Turkey’s annual consumer price inflation surged to 17.1 percent year-on-year in April, the highest level in two years as the government is making efforts to control price hikes.
According to the official data released on Monday, consumer prices rose by 1.68 percent month-on-month while producer prices increased by 35.2 percent.
The already weak Turkish lira has slid in the past month over domestic financial woes, which led the Turkish Central Bank last week to raise its year-end inflation forecast to 12.2 percent from 9.4 percent.
Sahap Kavcioglu, the newly appointed governor of the bank, said the tight policy would last until price pressures decrease.
As the purchasing power of citizens is declining, government agents are making daily price controls in shops across the country, local press reported.
“The main components of inflation continue to have an upward trend due to the depreciation of the exchange rate and the increase in oil prices,” Enver Erkan, chief economist at Tera Securities, told Xinhua.
Turkey was recovering from a recession as the country was hit in 2020 by the economic fallout of the COVID-19 pandemic, which caused inflation to rise and created financial pain for most households.
The country is currently in lockdown, which began on April 29 and will last until May 17. The lockdown came ahead of the crucial summer season for tourism, which is essential for Turkish economy.
Businesses are forced to close, adding to the woes of citizens who complain that there is not enough public financial aid to offset their losses.
There is also light at the end of the tunnel in the fight against the coronavirus as Turkey is set to accelerate its mass vaccination campaign in June.
“By the end of June, we want to vaccinate our citizens aged over 40 … and those over 18 during the summer,” Health Minister Fahrettin Koca told reporters on Sunday.

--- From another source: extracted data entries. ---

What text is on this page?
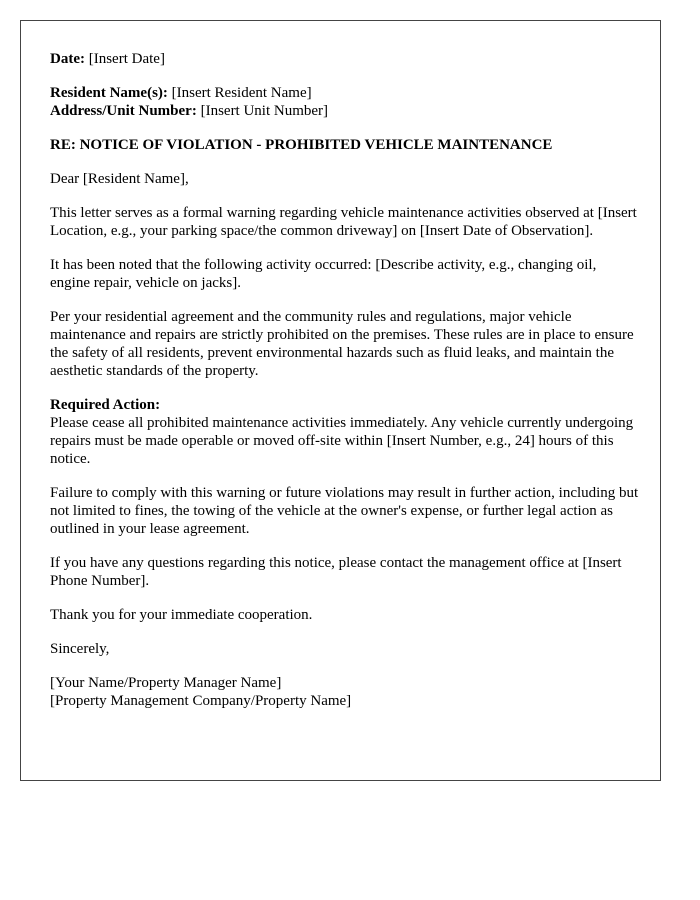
Date: [Insert Date]

Resident Name(s): [Insert Resident Name]
Address/Unit Number: [Insert Unit Number]

RE: NOTICE OF VIOLATION - PROHIBITED VEHICLE MAINTENANCE

Dear [Resident Name],

This letter serves as a formal warning regarding vehicle maintenance activities observed at [Insert Location, e.g., your parking space/the common driveway] on [Insert Date of Observation].

It has been noted that the following activity occurred: [Describe activity, e.g., changing oil, engine repair, vehicle on jacks].

Per your residential agreement and the community rules and regulations, major vehicle maintenance and repairs are strictly prohibited on the premises. These rules are in place to ensure the safety of all residents, prevent environmental hazards such as fluid leaks, and maintain the aesthetic standards of the property.

Required Action:

Please cease all prohibited maintenance activities immediately. Any vehicle currently undergoing repairs must be made operable or moved off-site within [Insert Number, e.g., 24] hours of this notice.

Failure to comply with this warning or future violations may result in further action, including but not limited to fines, the towing of the vehicle at the owner's expense, or further legal action as outlined in your lease agreement.

If you have any questions regarding this notice, please contact the management office at [Insert Phone Number].

Thank you for your immediate cooperation.

Sincerely,

[Your Name/Property Manager Name]
[Property Management Company/Property Name]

Nearly 24 million vaccinations have been carried out since January, with 9.6 million people having completed a two-dose course in the country of 83 million.
Turkey mainly uses the Chinese Sinovac vaccine, as well as lower numbers of Pfizer-BioNTech jabs. The country has also signed a deal for 50 million doses of Russia’s Sputnik V vaccine that will start arriving this month.

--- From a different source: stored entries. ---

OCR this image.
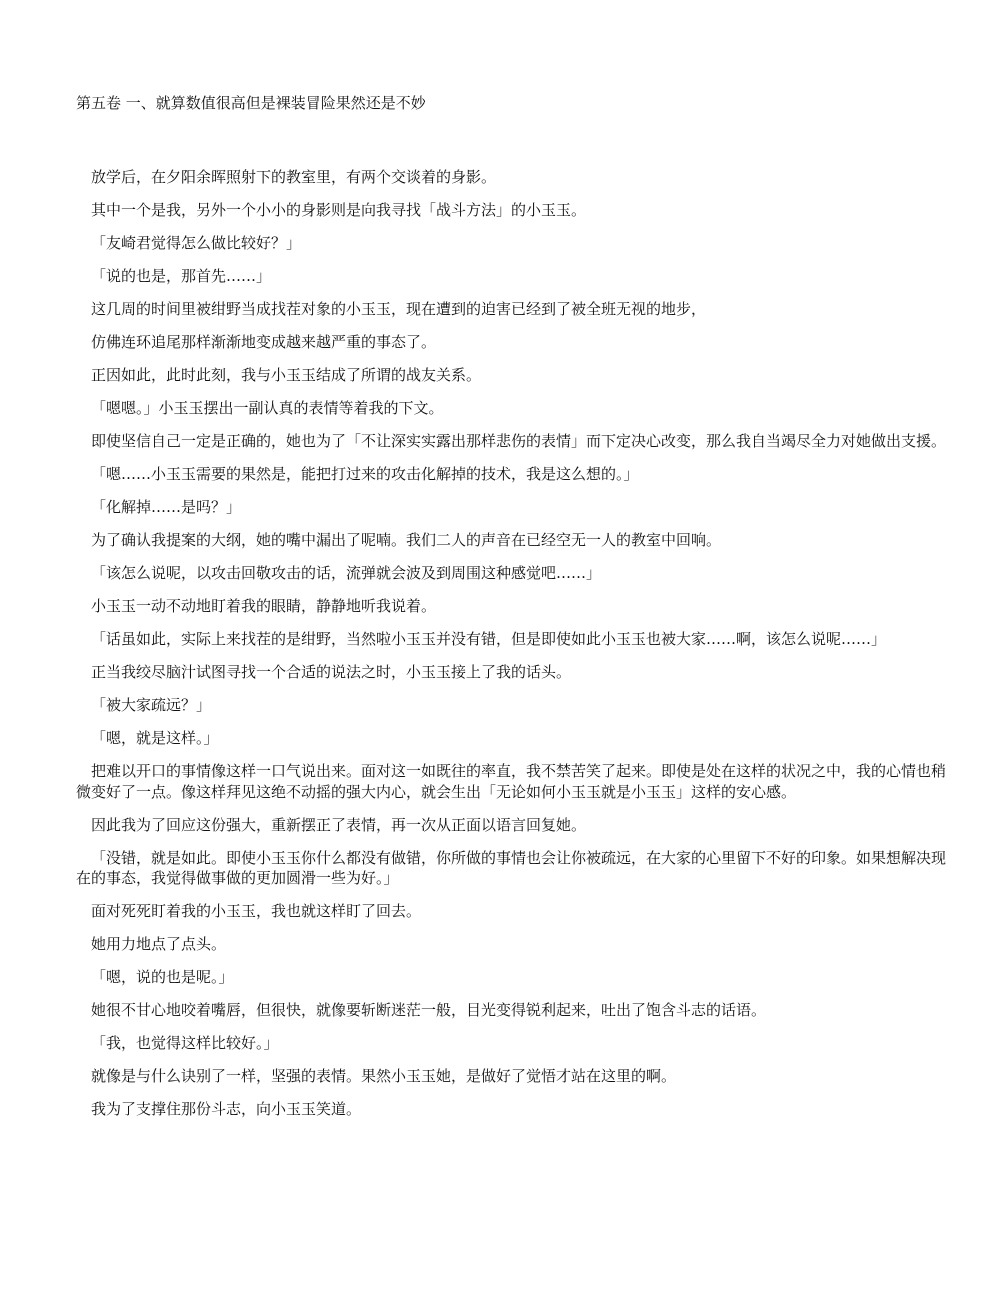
第五卷 一、就算数值很高但是裸装冒险果然还是不妙

放学后，在夕阳余晖照射下的教室里，有两个交谈着的身影。

其中一个是我，另外一个小小的身影则是向我寻找「战斗方法」的小玉玉。

「友崎君觉得怎么做比较好？」

「说的也是，那首先……」

这几周的时间里被绀野当成找茬对象的小玉玉，现在遭到的迫害已经到了被全班无视的地步，

仿佛连环追尾那样渐渐地变成越来越严重的事态了。

正因如此，此时此刻，我与小玉玉结成了所谓的战友关系。

「嗯嗯。」小玉玉摆出一副认真的表情等着我的下文。

即使坚信自己一定是正确的，她也为了「不让深实实露出那样悲伤的表情」而下定决心改变，那么我自当竭尽全力对她做出支援。

「嗯……小玉玉需要的果然是，能把打过来的攻击化解掉的技术，我是这么想的。」

「化解掉……是吗？」

为了确认我提案的大纲，她的嘴中漏出了呢喃。我们二人的声音在已经空无一人的教室中回响。

「该怎么说呢，以攻击回敬攻击的话，流弹就会波及到周围这种感觉吧……」

小玉玉一动不动地盯着我的眼睛，静静地听我说着。

「话虽如此，实际上来找茬的是绀野，当然啦小玉玉并没有错，但是即使如此小玉玉也被大家……啊，该怎么说呢……」

正当我绞尽脑汁试图寻找一个合适的说法之时，小玉玉接上了我的话头。

「被大家疏远？」

「嗯，就是这样。」

把难以开口的事情像这样一口气说出来。面对这一如既往的率直，我不禁苦笑了起来。即使是处在这样的状况之中，我的心情也稍微变好了一点。像这样拜见这绝不动摇的强大内心，就会生出「无论如何小玉玉就是小玉玉」这样的安心感。

因此我为了回应这份强大，重新摆正了表情，再一次从正面以语言回复她。

「没错，就是如此。即使小玉玉你什么都没有做错，你所做的事情也会让你被疏远，在大家的心里留下不好的印象。如果想解决现在的事态，我觉得做事做的更加圆滑一些为好。」

面对死死盯着我的小玉玉，我也就这样盯了回去。

她用力地点了点头。

「嗯，说的也是呢。」

她很不甘心地咬着嘴唇，但很快，就像要斩断迷茫一般，目光变得锐利起来，吐出了饱含斗志的话语。

「我，也觉得这样比较好。」

就像是与什么诀别了一样，坚强的表情。果然小玉玉她，是做好了觉悟才站在这里的啊。

我为了支撑住那份斗志，向小玉玉笑道。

“The economy will regain momentum with our vaccination program in the summer, so the impact of the virus would be felt less by our businesses,” a source close to the Turkish government told Xinhua.
Speaking on the condition of anonymity, this source noted that a series of recently announced economic reforms would be implemented “without hesitation.”
“Those measures will make sure that the inflation is brought down to a five-percent target over the next three years,” the source said.